This project aims to reduce the computational cost of calling user-defined functions (UDFs) in data queries by using probabilistic predicates (PPs) as early filters. We construct PPs for each simple clause and incorporate them into a custom query optimizer designed for efficient data handling.
Initialize your environment by following these steps:
conda create --name cs349d
conda activate cs349d
pip install -r requirements.txt
git submodule init
git submodule update
- data/: Contains datasets used for training and testing the PP models. This folder is crucial for ensuring that our models are trained on representative data.
- dataloader/: Includes scripts for loading and preprocessing data. These scripts are tailored to format the data correctly for model training.
- ml_udf/: Stores the user-defined functions (UDFs) for image datasets that are optimized by the probabilistic predicates, including yolov5 and FastRCNN.

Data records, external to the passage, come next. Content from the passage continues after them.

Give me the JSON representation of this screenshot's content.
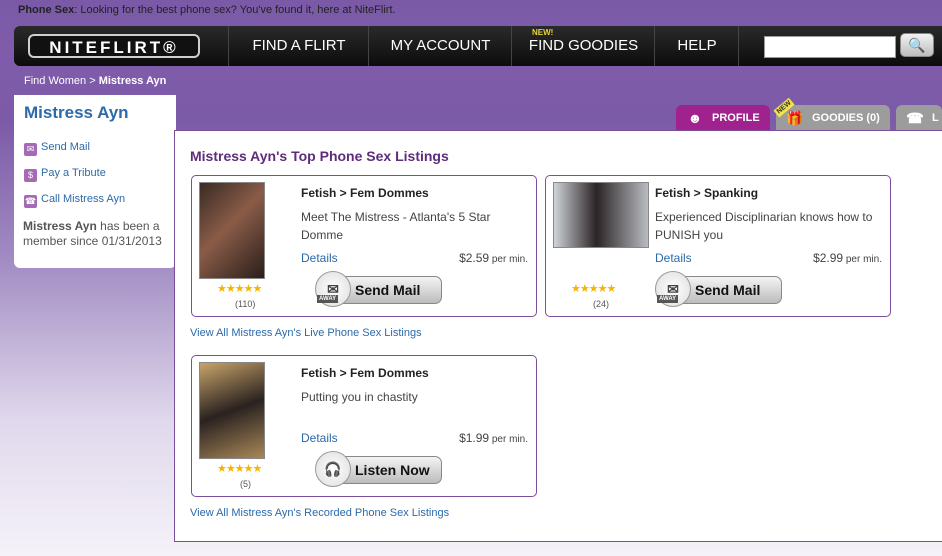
{
  "topline": {
    "bold": "Phone Sex",
    "text": ": Looking for the best phone sex? You've found it, here at NiteFlirt."
  },
  "nav": {
    "logo": "NITEFLIRT®",
    "items": [
      {
        "label": "FIND A FLIRT"
      },
      {
        "label": "MY ACCOUNT"
      },
      {
        "label": "FIND GOODIES",
        "badge": "NEW!"
      },
      {
        "label": "HELP"
      }
    ],
    "search_placeholder": "",
    "search_icon": "magnifier-icon"
  },
  "breadcrumb": {
    "link": "Find Women",
    "sep": " > ",
    "current": "Mistress Ayn"
  },
  "profile": {
    "name": "Mistress Ayn",
    "links": [
      {
        "label": "Send Mail",
        "icon": "mail-icon"
      },
      {
        "label": "Pay a Tribute",
        "icon": "dollar-icon"
      },
      {
        "label": "Call Mistress Ayn",
        "icon": "phone-icon"
      }
    ],
    "member_name": "Mistress Ayn",
    "member_text": " has been a member since 01/31/2013"
  },
  "tabs": [
    {
      "label": "PROFILE",
      "icon": "person-icon",
      "color": "#a0228f"
    },
    {
      "label": "GOODIES (0)",
      "icon": "gift-icon",
      "badge": "NEW",
      "color": "#9c9c9c"
    },
    {
      "label": "L",
      "icon": "phone-icon",
      "color": "#9c9c9c"
    }
  ],
  "listings": {
    "title": "Mistress Ayn's Top Phone Sex Listings",
    "cards": [
      {
        "category": "Fetish > Fem Dommes",
        "description": "Meet The Mistress - Atlanta's 5 Star Domme",
        "details": "Details",
        "price": "$2.59",
        "per": " per min.",
        "stars": "★★★★★",
        "count": "(110)",
        "action": "Send Mail",
        "away": "AWAY"
      },
      {
        "category": "Fetish > Spanking",
        "description": "Experienced Disciplinarian knows how to PUNISH you",
        "details": "Details",
        "price": "$2.99",
        "per": " per min.",
        "stars": "★★★★★",
        "count": "(24)",
        "action": "Send Mail",
        "away": "AWAY"
      },
      {
        "category": "Fetish > Fem Dommes",
        "description": "Putting you in chastity",
        "details": "Details",
        "price": "$1.99",
        "per": " per min.",
        "stars": "★★★★★",
        "count": "(5)",
        "action": "Listen Now"
      }
    ],
    "view_all_live": "View All Mistress Ayn's Live Phone Sex Listings",
    "view_all_recorded": "View All Mistress Ayn's Recorded Phone Sex Listings"
  }
}
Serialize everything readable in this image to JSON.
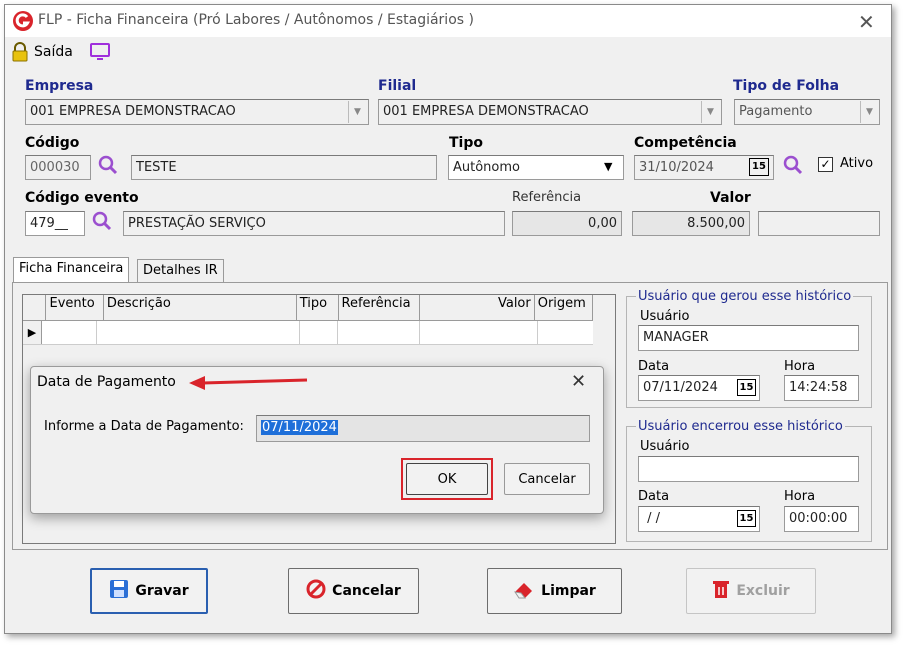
{
  "window": {
    "title": "FLP - Ficha Financeira (Pró Labores / Autônomos / Estagiários )"
  },
  "toolbar": {
    "saida_label": "Saída"
  },
  "empresa": {
    "label": "Empresa",
    "value": "001 EMPRESA DEMONSTRACAO"
  },
  "filial": {
    "label": "Filial",
    "value": "001 EMPRESA DEMONSTRACAO"
  },
  "tipo_folha": {
    "label": "Tipo de Folha",
    "value": "Pagamento"
  },
  "codigo": {
    "label": "Código",
    "value": "000030",
    "name": "TESTE"
  },
  "tipo": {
    "label": "Tipo",
    "value": "Autônomo"
  },
  "competencia": {
    "label": "Competência",
    "value": "31/10/2024",
    "cal": "15"
  },
  "ativo": {
    "label": "Ativo",
    "checked": true
  },
  "evento": {
    "label": "Código evento",
    "code": "479__",
    "desc": "PRESTAÇÃO SERVIÇO"
  },
  "referencia": {
    "label": "Referência",
    "value": "0,00"
  },
  "valor": {
    "label": "Valor",
    "value": "8.500,00"
  },
  "tabs": [
    {
      "label": "Ficha Financeira"
    },
    {
      "label": "Detalhes IR"
    }
  ],
  "grid": {
    "columns": [
      "Evento",
      "Descrição",
      "Tipo",
      "Referência",
      "Valor",
      "Origem"
    ]
  },
  "usuario_gerou": {
    "title": "Usuário que gerou esse histórico",
    "usuario_label": "Usuário",
    "usuario": "MANAGER",
    "data_label": "Data",
    "data": "07/11/2024",
    "hora_label": "Hora",
    "hora": "14:24:58",
    "cal": "15"
  },
  "usuario_encerrou": {
    "title": "Usuário encerrou esse histórico",
    "usuario_label": "Usuário",
    "usuario": "",
    "data_label": "Data",
    "data": " / /",
    "hora_label": "Hora",
    "hora": "00:00:00",
    "cal": "15"
  },
  "buttons": {
    "gravar": "Gravar",
    "cancelar": "Cancelar",
    "limpar": "Limpar",
    "excluir": "Excluir"
  },
  "dialog": {
    "title": "Data de Pagamento",
    "prompt": "Informe a Data de Pagamento:",
    "value": "07/11/2024",
    "ok": "OK",
    "cancel": "Cancelar"
  },
  "colors": {
    "label_blue": "#1f2a8f",
    "accent_red": "#d9242b",
    "search_purple": "#9b4fcf"
  }
}
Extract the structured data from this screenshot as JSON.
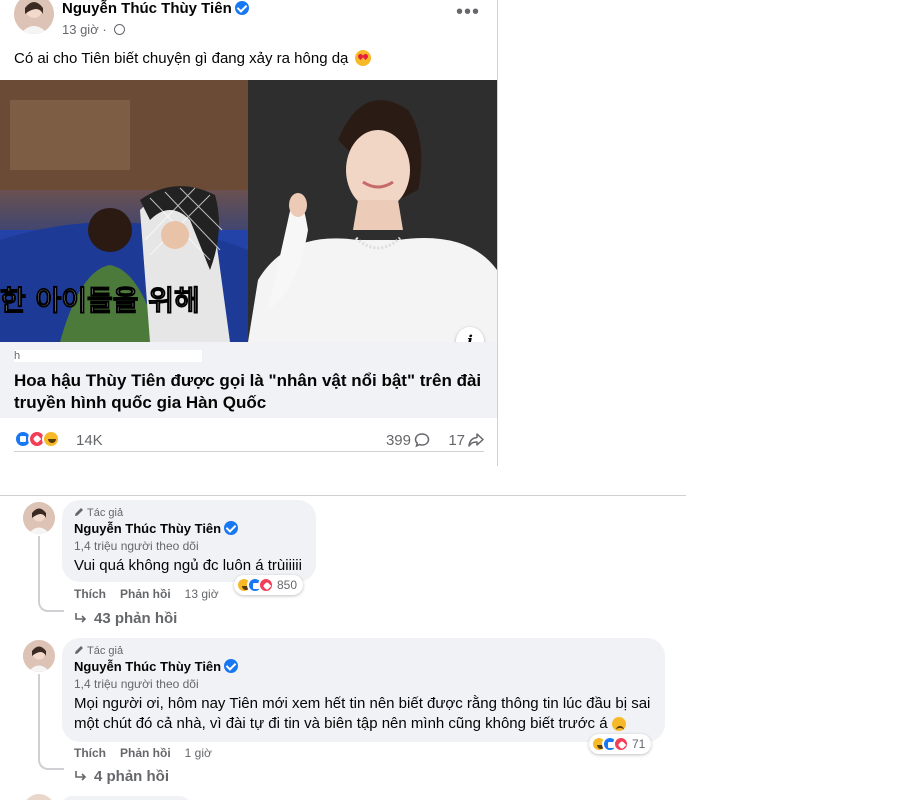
{
  "post": {
    "author": "Nguyễn Thúc Thùy Tiên",
    "time": "13 giờ",
    "text": "Có ai cho Tiên biết chuyện gì đang xảy ra hông dạ",
    "link": {
      "domain": "h",
      "title": "Hoa hậu Thùy Tiên được gọi là \"nhân vật nổi bật\" trên đài truyền hình quốc gia Hàn Quốc"
    },
    "reactions_count": "14K",
    "comments_count": "399",
    "shares_count": "17"
  },
  "comments": [
    {
      "author_tag": "Tác giả",
      "name": "Nguyễn Thúc Thùy Tiên",
      "followers": "1,4 triệu người theo dõi",
      "text": "Vui quá không ngủ đc luôn á trùiiiii",
      "reactions_count": "850",
      "like_label": "Thích",
      "reply_label": "Phản hồi",
      "time": "13 giờ",
      "replies": "43 phản hồi"
    },
    {
      "author_tag": "Tác giả",
      "name": "Nguyễn Thúc Thùy Tiên",
      "followers": "1,4 triệu người theo dõi",
      "text": "Mọi người ơi, hôm nay Tiên mới xem hết tin nên biết được rằng thông tin lúc đầu bị sai một chút đó cả nhà, vì đài tự đi tin và biên tập nên mình cũng không biết trước á",
      "reactions_count": "71",
      "like_label": "Thích",
      "reply_label": "Phản hồi",
      "time": "1 giờ",
      "replies": "4 phản hồi"
    }
  ],
  "colors": {
    "accent": "#1877f2",
    "text_primary": "#050505",
    "text_secondary": "#65676b",
    "bubble_bg": "#f0f2f5",
    "love": "#f33e58",
    "haha": "#f7b928"
  },
  "icons": [
    "verified-icon",
    "globe-icon",
    "more-icon",
    "info-icon",
    "like-icon",
    "love-icon",
    "haha-icon",
    "comment-icon",
    "share-icon",
    "pen-icon",
    "reply-arrow-icon"
  ]
}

- pp_models/: Contains the machine learning models that serve as probabilistic predicates. These models are designed to predict the necessity of executing UDFs, thereby acting as early filters.
- pp_params/: Holds parameters files for loading and tuning the PP models. Adjusting these parameters can significantly affect the models' accuracy and efficiency.
- query_optimizer/: Contains the query optimizer module that integrates probabilistic predicates into data query processes. This module is key to achieving optimal performance.
- qo_tests/: Includes test scripts to run the query optimizer per simple clause.
- query_test/: Includes scripts for testing the ML UDF for simple queries.